Se trata de la causa abierta tras su participación en la protesta del 11 de febrero contra la Reforma Laboral. Ambos permanecen en la cárcel de Marcos Paz.
“Dictar la prisión preventiva en el marco de la protesta social será la regla en los próximos años en Argentina, se priva de la libertad sin condena, sin juicio oral y público, solo para ‘investigar’”. Con estas palabras, la Gremial de Abogados y Abogadas repudió la confirmación de la privación de su libertad de su defendido, Eneas Gallo, acusado de atentado y resistencia a la autoridad, intimidación pública y la tenencia de elementos incendiarios, tras haber sido detenidos durante el operativo que reprimió la protesta del 11 de febrero contra la regresiva Reforma Laboral. Los letrados exigieron también en la misma causa el desprocesamiento de Homero Aguirre, quien está imputado pero permanece en libertad. “Eneas es muy consciente de lo que es el estado argentino, y realmente la firmeza moral que él tiene a uno le da orgullo defenderlo, este tipo de compañeros saben que las reglas del juego las pone la política”, dice su abogado defensor y miembro de La Gremial, Siro Soto.

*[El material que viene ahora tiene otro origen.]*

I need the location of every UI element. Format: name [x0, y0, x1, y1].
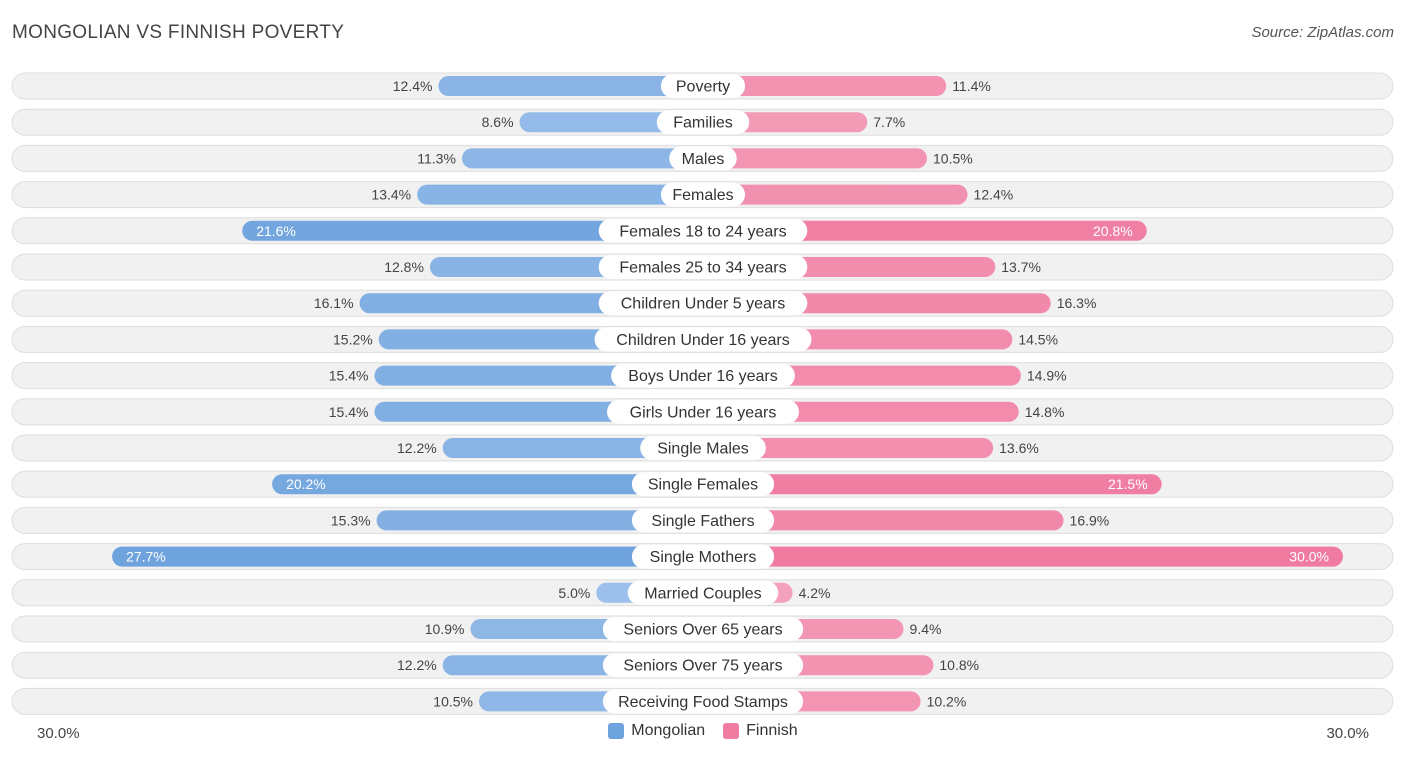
category-label: Receiving Food Stamps [618, 694, 788, 711]
bar-finnish [693, 438, 994, 458]
category-label-bg [598, 291, 808, 316]
source-label: Source: ZipAtlas.com [1251, 24, 1394, 41]
category-label: Single Males [657, 441, 749, 458]
axis-right-label: 30.0% [1326, 725, 1369, 742]
value-label-mongolian: 5.0% [558, 585, 590, 601]
value-label-mongolian: 12.2% [397, 440, 437, 456]
category-label-bg [640, 436, 766, 460]
value-label-finnish: 12.4% [974, 187, 1014, 203]
value-label-mongolian: 12.4% [393, 78, 433, 94]
category-label: Children Under 16 years [616, 332, 789, 349]
category-label-bg [631, 472, 775, 497]
category-label: Seniors Over 65 years [623, 622, 782, 639]
value-label-finnish: 11.4% [952, 78, 991, 94]
category-label-bg [602, 617, 804, 641]
value-label-finnish: 9.4% [910, 621, 942, 637]
category-label-bg [631, 544, 775, 569]
value-label-finnish: 14.9% [1027, 368, 1067, 384]
category-label: Children Under 5 years [621, 296, 786, 313]
bar-mongolian [438, 76, 713, 96]
legend-label-mongolian: Mongolian [631, 722, 706, 739]
category-label: Single Fathers [651, 513, 754, 530]
bar-mongolian [376, 510, 713, 531]
value-label-finnish: 10.2% [927, 693, 967, 709]
category-label-bg [611, 363, 795, 388]
value-label-mongolian: 12.2% [397, 657, 437, 673]
bar-finnish [693, 148, 927, 169]
value-label-mongolian: 15.3% [331, 512, 371, 528]
value-label-mongolian: 27.7% [126, 549, 166, 565]
category-label-bg [602, 653, 804, 678]
category-label-bg [631, 508, 775, 533]
category-label: Single Mothers [650, 549, 757, 566]
value-label-mongolian: 8.6% [482, 114, 514, 130]
bar-mongolian [242, 220, 713, 241]
bar-finnish [693, 546, 1343, 567]
value-label-finnish: 30.0% [1289, 549, 1329, 565]
legend-item-mongolian[interactable]: Mongolian [608, 722, 705, 740]
category-label: Married Couples [644, 585, 761, 602]
chart-title: MONGOLIAN VS FINNISH POVERTY [12, 22, 345, 43]
value-label-finnish: 20.8% [1093, 223, 1133, 239]
legend-swatch-finnish [723, 723, 740, 739]
value-label-finnish: 10.5% [933, 150, 973, 166]
value-label-finnish: 7.7% [873, 114, 905, 130]
value-label-finnish: 13.6% [999, 440, 1039, 456]
category-label-bg [607, 399, 799, 424]
category-label: Females 18 to 24 years [619, 223, 786, 240]
category-label: Females 25 to 34 years [619, 260, 786, 277]
legend-item-finnish[interactable]: Finnish [723, 722, 798, 740]
legend-label-finnish: Finnish [746, 722, 798, 739]
value-label-mongolian: 13.4% [371, 187, 411, 203]
category-label-bg [627, 580, 779, 605]
category-label-bg [660, 182, 746, 207]
value-label-mongolian: 15.2% [333, 331, 373, 347]
bar-finnish [693, 510, 1064, 531]
category-label: Males [682, 151, 725, 168]
value-label-finnish: 4.2% [799, 585, 831, 601]
value-label-finnish: 14.8% [1025, 404, 1065, 420]
chart: 12.4% 11.4% Poverty 8.6% 7.7% Families 11.3% 10… [11, 72, 1394, 715]
bar-finnish [693, 220, 1147, 241]
legend: Mongolian Finnish [0, 722, 1406, 740]
value-label-finnish: 21.5% [1108, 476, 1148, 492]
bar-finnish [693, 76, 947, 96]
value-label-finnish: 13.7% [1001, 259, 1041, 275]
bar-mongolian [417, 184, 713, 205]
value-label-mongolian: 15.4% [329, 404, 369, 420]
bar-mongolian [272, 474, 713, 495]
value-label-finnish: 14.5% [1018, 331, 1058, 347]
value-label-mongolian: 10.5% [433, 693, 473, 709]
value-label-mongolian: 10.9% [425, 621, 465, 637]
category-label: Boys Under 16 years [628, 368, 777, 385]
category-label: Families [673, 115, 733, 132]
category-label-bg [660, 74, 746, 98]
category-label-bg [656, 110, 750, 135]
value-label-mongolian: 20.2% [286, 476, 326, 492]
category-label: Poverty [676, 79, 730, 96]
axis-left-label: 30.0% [37, 725, 80, 742]
value-label-finnish: 16.3% [1057, 295, 1097, 311]
value-label-mongolian: 12.8% [384, 259, 424, 275]
bar-mongolian [461, 148, 713, 169]
category-label: Single Females [648, 477, 758, 494]
category-label-bg [598, 218, 808, 243]
bar-mongolian [112, 546, 714, 567]
value-label-finnish: 16.9% [1070, 512, 1110, 528]
value-label-mongolian: 16.1% [314, 295, 354, 311]
category-label: Seniors Over 75 years [623, 658, 782, 675]
value-label-finnish: 10.8% [939, 657, 979, 673]
legend-swatch-mongolian [608, 723, 625, 739]
category-label-bg [598, 255, 808, 279]
category-label: Females [672, 187, 733, 204]
value-label-mongolian: 21.6% [256, 223, 296, 239]
value-label-mongolian: 11.3% [417, 150, 456, 166]
category-label-bg [594, 327, 812, 352]
value-label-mongolian: 15.4% [329, 368, 369, 384]
category-label-bg [602, 689, 804, 714]
bar-finnish [693, 474, 1162, 495]
bar-finnish [693, 184, 968, 205]
category-label-bg [669, 146, 737, 171]
category-label: Girls Under 16 years [630, 404, 777, 421]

Gallo es repartidor de una app de comida, de 36 años, que desde la Asamblea de General Rodríguez, junto a otros vecinos, compañeros y militantes acompañan las marchas de los miércoles de las y los jubilados. A él lo detuvieron el 18 de marzo, una semana después de la movilización contra la Reforma Laboral. No pertenece a ninguna agrupación social ni política. “Él está siempre con los jubilados, indignado con la situación de los estudiantes, preocupado por trabajar para poder solventar también las necesidades de su madre que tiene Parkinson, todo eso lo parte al medio, y encima con la etiqueta de terrorista, que es muy difícil despegarla después en esta sociedad”, agrega.
Soto enfatiza que la ratificación de su prisión preventiva tuvo que ver con su condición de trabajador de clase baja. “Le dice que Eneas no tiene arraigo porque es un trabajador de Rappi, es un delivery, por lo tanto como no tiene un patrón físico que le esté diciendo dónde tiene que andar escupiendo sangre, ni ‘vínculo con ningún territorio’, hay un riesgo procesal de fuga”, describe el abogado. “Así, si vos alguna vez levantaste tu cabeza indignado por la situación de injusticia y aparte sos pobre, para esta justicia racista y clasista, directamente hay peligro de que vos te fugues”, apunta.
En efecto, la Sala 1 en su resolución expresó que “no se pudo advertir un trabajo que permita dar con el imputado, en tanto su calidad de repartidor de aplicaciones no tiene un lugar físico o jefe determinado al que acudir, como tampoco se acreditó un lugar de esparcimiento habitual ni ningún otro elemento que permita afirmar el arraigo del nombrado”.
Por otra parte, la fiscalía pretende el concurso real de los delitos para sumar las penas máximas, y Soto alerta que con la Ley Antiterrorista, además, se duplicarían. “Por tenencia de elemento incendiario (las famosas molotov) podrían darle 30 años por protestar, pero eso no define que sea un terrorista; la política define qué es un terrorista hoy, quizás pintar una pared o llevar una bandera”, agrega.